23 July 2015

Are we getting closer to NHL expansion?

(Getty)
The last time the NHL expanded was before the 2000-01 season in which the league added the Columbus Blue Jackets and the Minnesota, bringing the franchise total to 30. That number could soon be expanded potentially with Monday's news that prospective ownership groups from Las Vegas and Quebec City had submitted an application for an expansion team that would hit the ice for the 2017-18 season.

The Las Vegas bid was submitted by a group called Las Vegas Hockey Vision, led by Bill Foley and including the Maloof family, the former owners of the Sacramento Kings. Their application was filed under Black Knight Sports and Entertainment LLC, meaning that a Vegas team would be called the Black Knights.

Canadian telecommunications company Quebecor, the owner of TVA Sports who hold the French-language rights for the NHL, submitted the bid of behalf of Quebec City and they have made clear that their hopes are to resurrect the Quebec Nordiques. The Nordiques have not been a thing since moving in 1996 to Denver and becoming the Colorado Avalanche. That would not be unlike when the Winnipeg Jets were brought back a few years ago when the Atlanta Thrashers were relocated.
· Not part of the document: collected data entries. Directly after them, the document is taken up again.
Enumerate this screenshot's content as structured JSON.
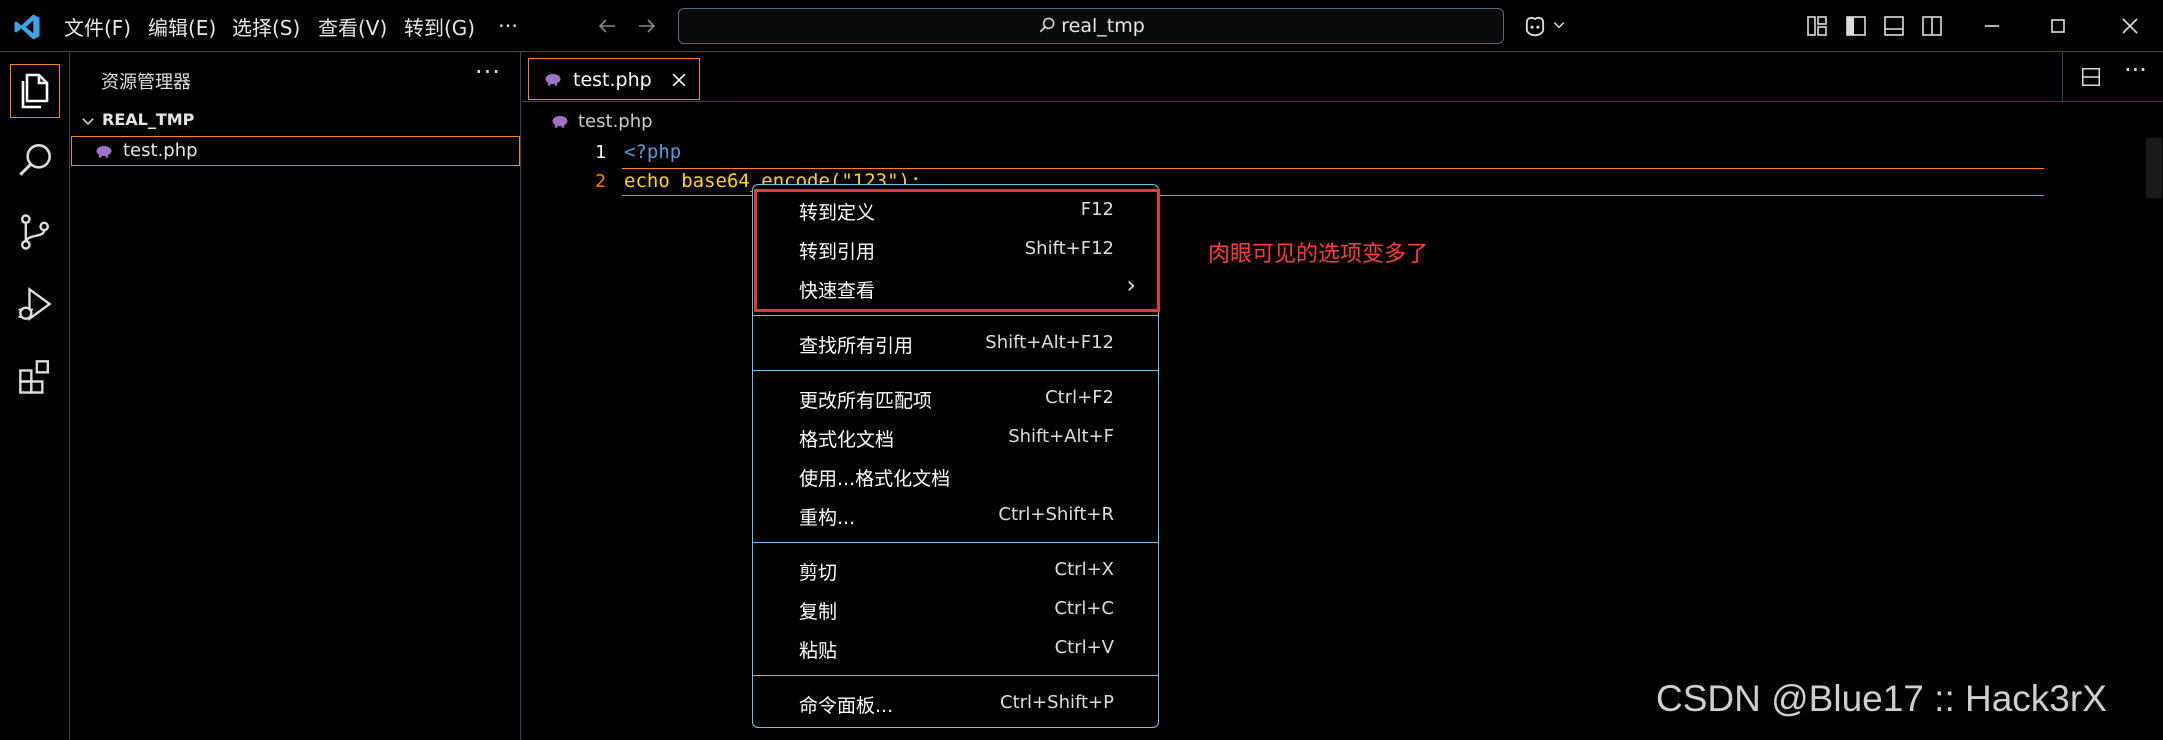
{
  "titlebar": {
    "menus": [
      "文件(F)",
      "编辑(E)",
      "选择(S)",
      "查看(V)",
      "转到(G)"
    ],
    "more": "…",
    "search_text": "real_tmp"
  },
  "sidebar": {
    "title": "资源管理器",
    "more": "···",
    "folder": "REAL_TMP",
    "file": "test.php"
  },
  "editor": {
    "tab_label": "test.php",
    "breadcrumb": "test.php",
    "lines": [
      {
        "num": "1",
        "text": "<?php"
      },
      {
        "num": "2",
        "text": "echo base64_encode(\"123\");"
      }
    ]
  },
  "context_menu": {
    "items": [
      {
        "label": "转到定义",
        "key": "F12"
      },
      {
        "label": "转到引用",
        "key": "Shift+F12"
      },
      {
        "label": "快速查看",
        "key": "›"
      },
      {
        "label": "查找所有引用",
        "key": "Shift+Alt+F12"
      },
      {
        "label": "更改所有匹配项",
        "key": "Ctrl+F2"
      },
      {
        "label": "格式化文档",
        "key": "Shift+Alt+F"
      },
      {
        "label": "使用...格式化文档",
        "key": ""
      },
      {
        "label": "重构...",
        "key": "Ctrl+Shift+R"
      },
      {
        "label": "剪切",
        "key": "Ctrl+X"
      },
      {
        "label": "复制",
        "key": "Ctrl+C"
      },
      {
        "label": "粘贴",
        "key": "Ctrl+V"
      },
      {
        "label": "命令面板...",
        "key": "Ctrl+Shift+P"
      }
    ]
  },
  "annotation": "肉眼可见的选项变多了",
  "watermark": "CSDN @Blue17 :: Hack3rX",
  "colors": {
    "accent_border": "#6fc3df",
    "focus_orange": "#f38518",
    "annotation_red": "#e0393e",
    "php_icon": "#a074c4"
  }
}
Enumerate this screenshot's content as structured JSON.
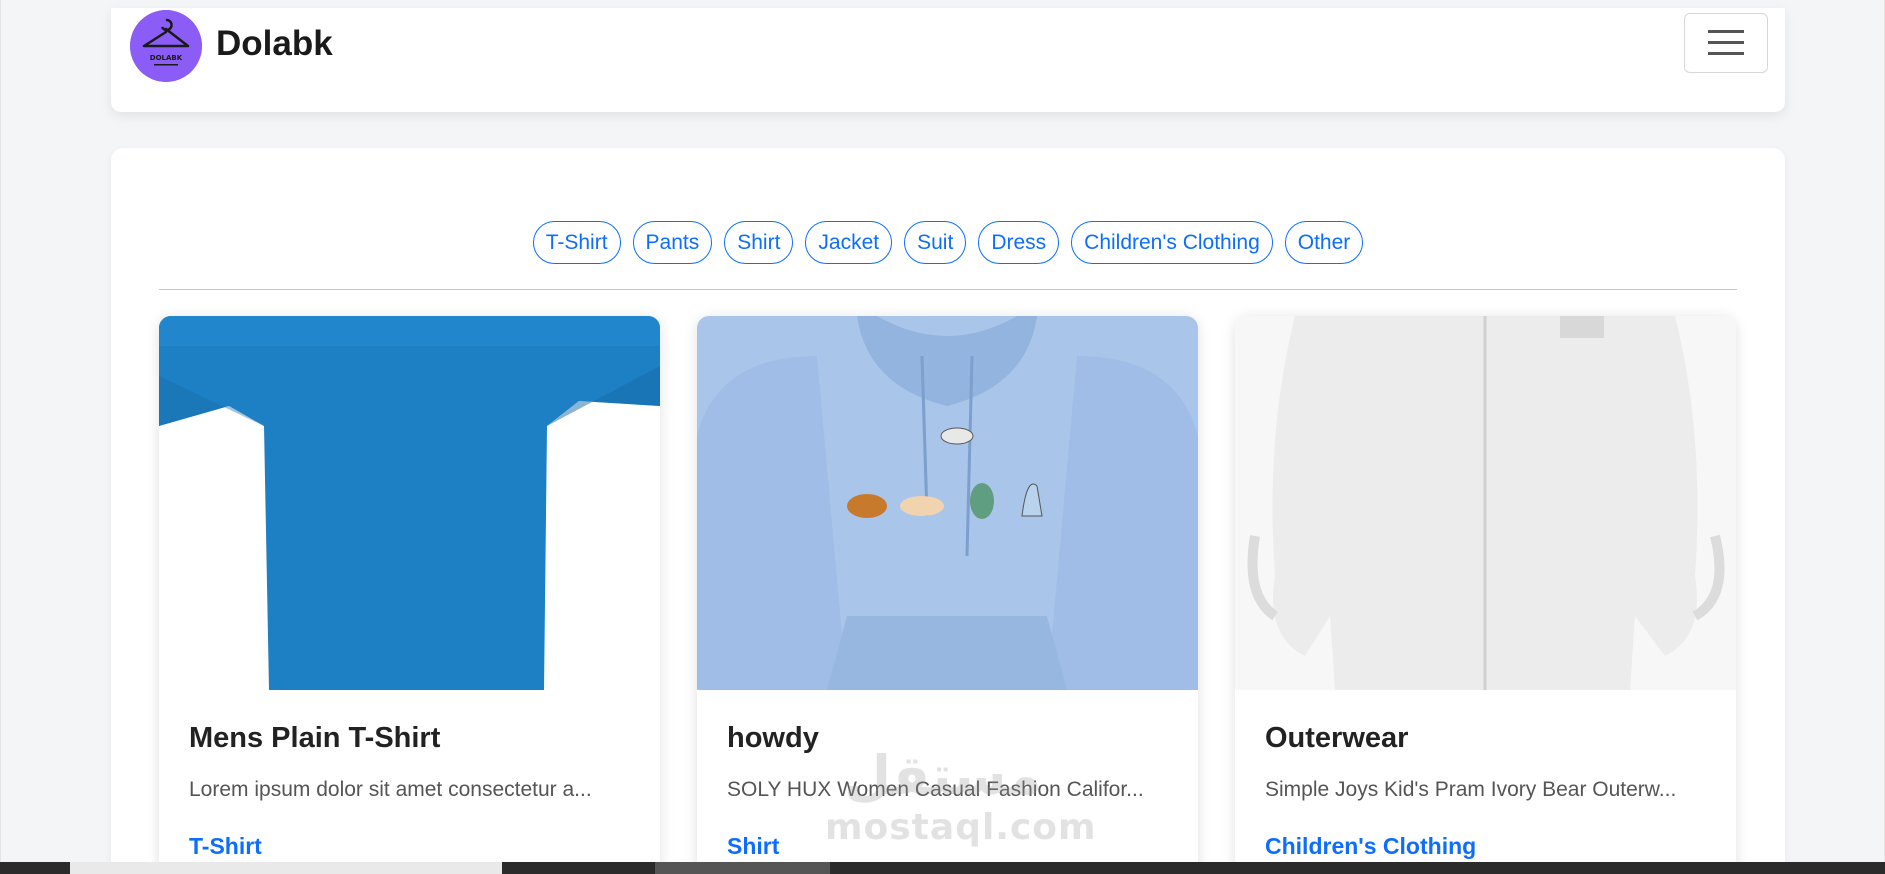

Those were the only two groups to put forward a bid, meaning that there was no bid from Seattle, widely seen as one of the favorites in the mix for either an expansion or a relocated franchise. A key issue in why the Seattle bid fell apart was the lack of a singular arena plan in place. The Chris Hansen-led South Downtown project would have only received public funding if an NBA was relocating to the venue. A plan for Bellevue, Washington fell through and the Tukwila group led by Ray Bartoszek is still trying to put a pitch together. A bid for a second team for Greater Toronto also was not entered before the deadline.

What the Vegas and the Quebec proposals had in their favor was that both have arenas under construction: the Videotron Centre in Quebec City, expected to open in September, and a joint MGM-AEG project in Sin City that is expected to open in 2016. Both seem solid bets to get franchises now. Vegas has been all but a certainty to be getting a franchise the last year and change and helps to combat the current conference imbalance. Quebec City does not and also would like to see an improved Canadian dollar but nobody has denied that region's passion for hockey and for getting NHL hockey back, plus the aforementioned arena and a solid ownership group. For what it's worth, beloved commissioner Gary Bettman has said that geography would not be the determining factor in which city would receive a team.

However, hope is not lost for the cities that failed to get an expansion bid in on time. The future of the Coyotes in Glendale is tenuous at best and while the league denies that they are primed for relocation, everyone knows that it is at least on the table. Meanwhile, the Panthers continue to struggle financially and at the box office, leaving them a potential candidate for relocation as well.